Wednesday, November 18, 2015 - 4:00pm to Thursday, November 19, 2015 - 3:55pm

Event Calendar Category

LIDS Seminar Series

Speaker Name

Ben Recht


Univ. of California, Berkeley

Building and Room Number



The most widely used optimization method in machine learning practice is the Stochastic Gradient Method (SGM).  This method has been used since the fifties to build statistical estimators, iteratively improving models by correcting errors observed on single data points.  SGM is not only scalable, robust, and simple to implement, but achieves the state-of-the-art performance in many different domains.  In contemporary systems, SGM powers enterprise analytics systems and is the workhorse tool used to train complex pattern-recognition systems in speech and vision.
In this talk, I will explore why SGM has had such staying power, focusing on the notion of generalization.  I will show that any model trained with a few SGM iterations has vanishing generalization error and performs as well on unseen data as on the training data.   The analysis will solely employ elementary tools from convex and continuous optimization.  Applying the results to the convex case provides new explanations for why multiple epochs of stochastic gradient descent generalize well in practice. In the nonconvex case, I will describe a new interpretation of common practices in neural networks, and provide a formal rationale for stability-promoting mechanisms in training large, deep models. Conceptually, these findings underscore the importance of reducing training time beyond its obvious benefit.
Joint work with Moritz Hardt and Yoram Singer.

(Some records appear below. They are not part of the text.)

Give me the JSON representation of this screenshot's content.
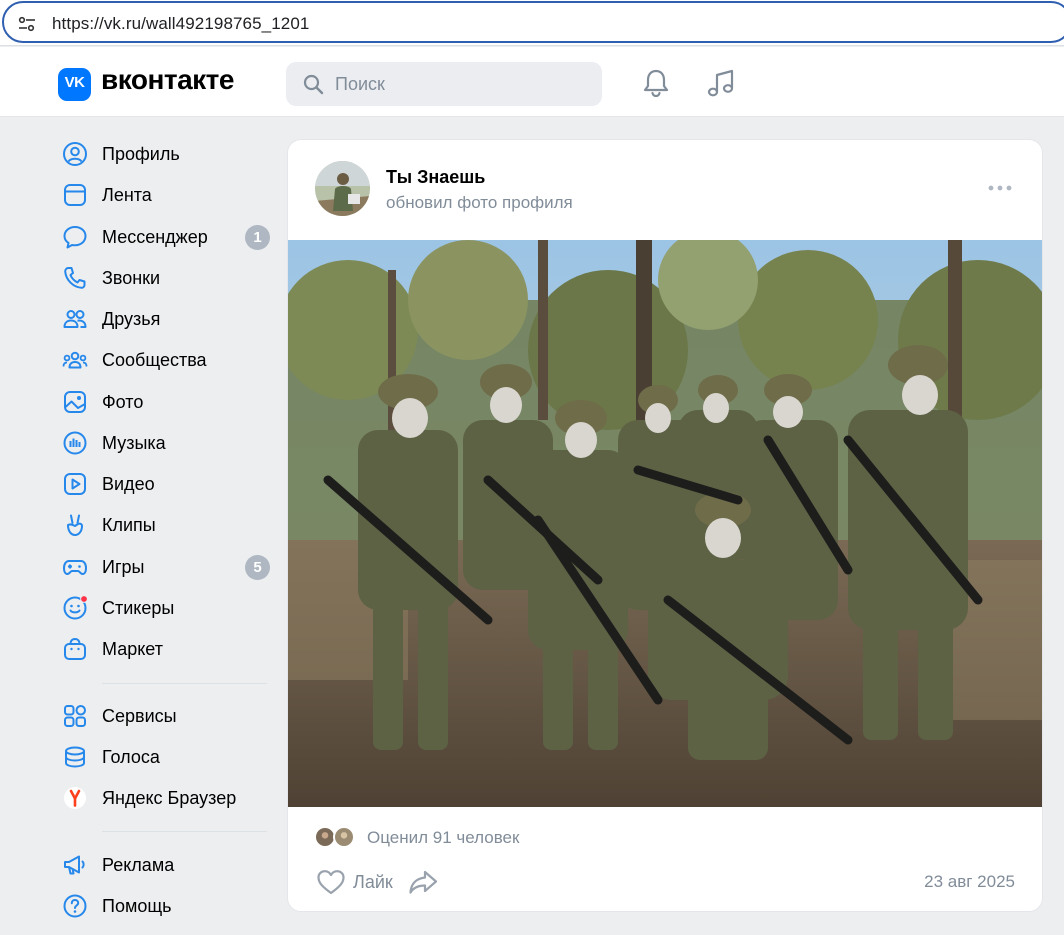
{
  "browser": {
    "url": "https://vk.ru/wall492198765_1201"
  },
  "header": {
    "logo_mark": "VK",
    "logo_text": "вконтакте",
    "search_placeholder": "Поиск",
    "icons": [
      "bell-icon",
      "music-note-icon"
    ]
  },
  "sidebar": {
    "items": [
      {
        "label": "Профиль",
        "icon": "profile-icon"
      },
      {
        "label": "Лента",
        "icon": "feed-icon"
      },
      {
        "label": "Мессенджер",
        "icon": "messenger-icon",
        "badge": "1"
      },
      {
        "label": "Звонки",
        "icon": "phone-icon"
      },
      {
        "label": "Друзья",
        "icon": "friends-icon"
      },
      {
        "label": "Сообщества",
        "icon": "communities-icon"
      },
      {
        "label": "Фото",
        "icon": "photo-icon"
      },
      {
        "label": "Музыка",
        "icon": "music-icon"
      },
      {
        "label": "Видео",
        "icon": "video-icon"
      },
      {
        "label": "Клипы",
        "icon": "clips-icon"
      },
      {
        "label": "Игры",
        "icon": "games-icon",
        "badge": "5"
      },
      {
        "label": "Стикеры",
        "icon": "stickers-icon"
      },
      {
        "label": "Маркет",
        "icon": "market-icon"
      },
      {
        "label": "Сервисы",
        "icon": "services-icon"
      },
      {
        "label": "Голоса",
        "icon": "votes-icon"
      },
      {
        "label": "Яндекс Браузер",
        "icon": "yandex-browser-icon"
      },
      {
        "label": "Реклама",
        "icon": "megaphone-icon"
      },
      {
        "label": "Помощь",
        "icon": "help-icon"
      }
    ]
  },
  "post": {
    "author": "Ты Знаешь",
    "action": "обновил фото профиля",
    "likes_text": "Оценил 91 человек",
    "like_label": "Лайк",
    "date": "23 авг 2025"
  },
  "colors": {
    "accent": "#0077ff",
    "secondary_text": "#818c99",
    "badge": "#aeb7c2",
    "icon": "#2688eb",
    "background": "#edeef0"
  }
}
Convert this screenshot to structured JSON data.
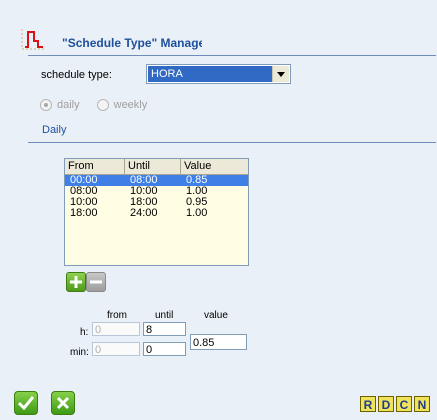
{
  "title": "\"Schedule Type\" Manage",
  "schedule_type": {
    "label": "schedule type:",
    "selected": "HORA"
  },
  "frequency": {
    "daily_label": "daily",
    "weekly_label": "weekly",
    "selected": "daily"
  },
  "section_title": "Daily",
  "table": {
    "headers": [
      "From",
      "Until",
      "Value"
    ],
    "rows": [
      {
        "from": "00:00",
        "until": "08:00",
        "value": "0.85",
        "selected": true
      },
      {
        "from": "08:00",
        "until": "10:00",
        "value": "1.00"
      },
      {
        "from": "10:00",
        "until": "18:00",
        "value": "0.95"
      },
      {
        "from": "18:00",
        "until": "24:00",
        "value": "1.00"
      }
    ]
  },
  "editor": {
    "from_label": "from",
    "until_label": "until",
    "value_label": "value",
    "h_label": "h:",
    "min_label": "min:",
    "from_h": "0",
    "from_min": "0",
    "until_h": "8",
    "until_min": "0",
    "value": "0.85"
  },
  "footer_letters": [
    "R",
    "D",
    "C",
    "N"
  ],
  "colors": {
    "accent": "#1c4f9c",
    "selection": "#3f7fe6",
    "ok_green": "#4e9a1a"
  }
}
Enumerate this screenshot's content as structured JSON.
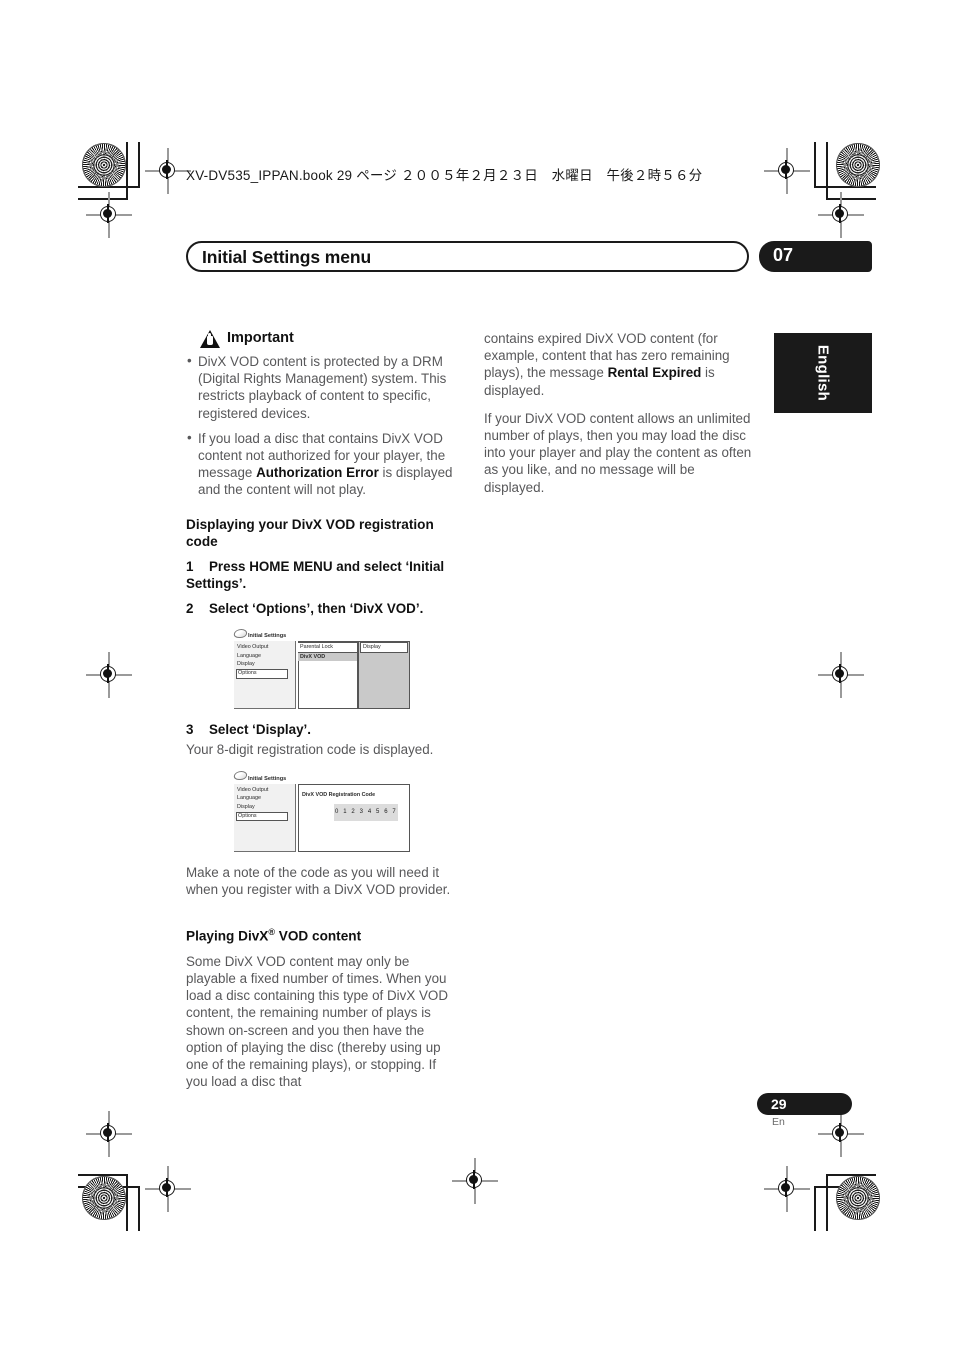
{
  "document": {
    "file_header": "XV-DV535_IPPAN.book  29 ページ  ２００５年２月２３日　水曜日　午後２時５６分",
    "chapter_title": "Initial Settings menu",
    "chapter_number": "07",
    "language_tab": "English",
    "page_number": "29",
    "page_number_suffix": "En"
  },
  "left_column": {
    "important": {
      "icon": "warning-triangle-icon",
      "title": "Important",
      "bullets": [
        "DivX VOD content is protected by a DRM (Digital Rights Management) system. This restricts playback of content to specific, registered devices.",
        "If you load a disc that contains DivX VOD content not authorized for your player, the message Authorization Error is displayed and the content will not play."
      ],
      "bullet2_pre": "If you load a disc that contains DivX VOD content not authorized for your player, the message ",
      "bullet2_bold": "Authorization Error",
      "bullet2_post": " is displayed and the content will not play.",
      "bullet1_text": "DivX VOD content is protected by a DRM (Digital Rights Management) system. This restricts playback of content to specific, registered devices."
    },
    "section1_heading": "Displaying your DivX VOD registration code",
    "step1_num": "1",
    "step1_text": "Press HOME MENU and select ‘Initial Settings’.",
    "step2_num": "2",
    "step2_text": "Select ‘Options’, then ‘DivX VOD’.",
    "step3_num": "3",
    "step3_text": "Select ‘Display’.",
    "step3_note": "Your 8-digit registration code is displayed.",
    "note_after_code": "Make a note of the code as you will need it when you register with a DivX VOD provider.",
    "section2_heading_pre": "Playing DivX",
    "section2_heading_sup": "®",
    "section2_heading_post": " VOD content",
    "section2_body": "Some DivX VOD content may only be playable a fixed number of times. When you load a disc containing this type of DivX VOD content, the remaining number of plays is shown on-screen and you then have the option of playing the disc (thereby using up one of the remaining plays), or stopping. If you load a disc that"
  },
  "right_column": {
    "para1_pre": "contains expired DivX VOD content (for example, content that has zero remaining plays), the message ",
    "para1_bold": "Rental Expired",
    "para1_post": " is displayed.",
    "para2": "If your DivX VOD content allows an unlimited number of plays, then you may load the disc into your player and play the content as often as you like, and no message will be displayed."
  },
  "osd_screen_1": {
    "title": "Initial Settings",
    "left_items": [
      "Video Output",
      "Language",
      "Display"
    ],
    "left_selected": "Options",
    "mid_items": [
      "Parental Lock",
      "DivX VOD"
    ],
    "mid_highlighted": "DivX VOD",
    "right_label": "Display"
  },
  "osd_screen_2": {
    "title": "Initial Settings",
    "left_items": [
      "Video Output",
      "Language",
      "Display"
    ],
    "left_selected": "Options",
    "panel_title": "DivX VOD Registration Code",
    "registration_code": "0 1 2 3 4 5 6 7"
  },
  "colors": {
    "ink_black": "#1a1a1a",
    "body_gray": "#58585a",
    "osd_highlight": "#c9c9c9",
    "osd_panel": "#f1f1f1"
  }
}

Benjamin Recht is an Associate Professor in the Department of Electrical Engineering and Computer Sciences and the Department of Statistics at the University of California, Berkeley.  Ben’s research focuses on scalable computational tools for large-scale data analysis and explores the intersections of convex optimization, mathematical statistics, and randomized algorithms.  He is the recipient of a Presidential Early Career Awards for Scientists and Engineers, an Alfred P. Sloan Research Fellowship, the 2012 SIAM/MOS Lagrange Prize in Continuous Optimization, the 2014 Jamon Prize, and the 2015 William O. Baker Award for Initiatives in Research.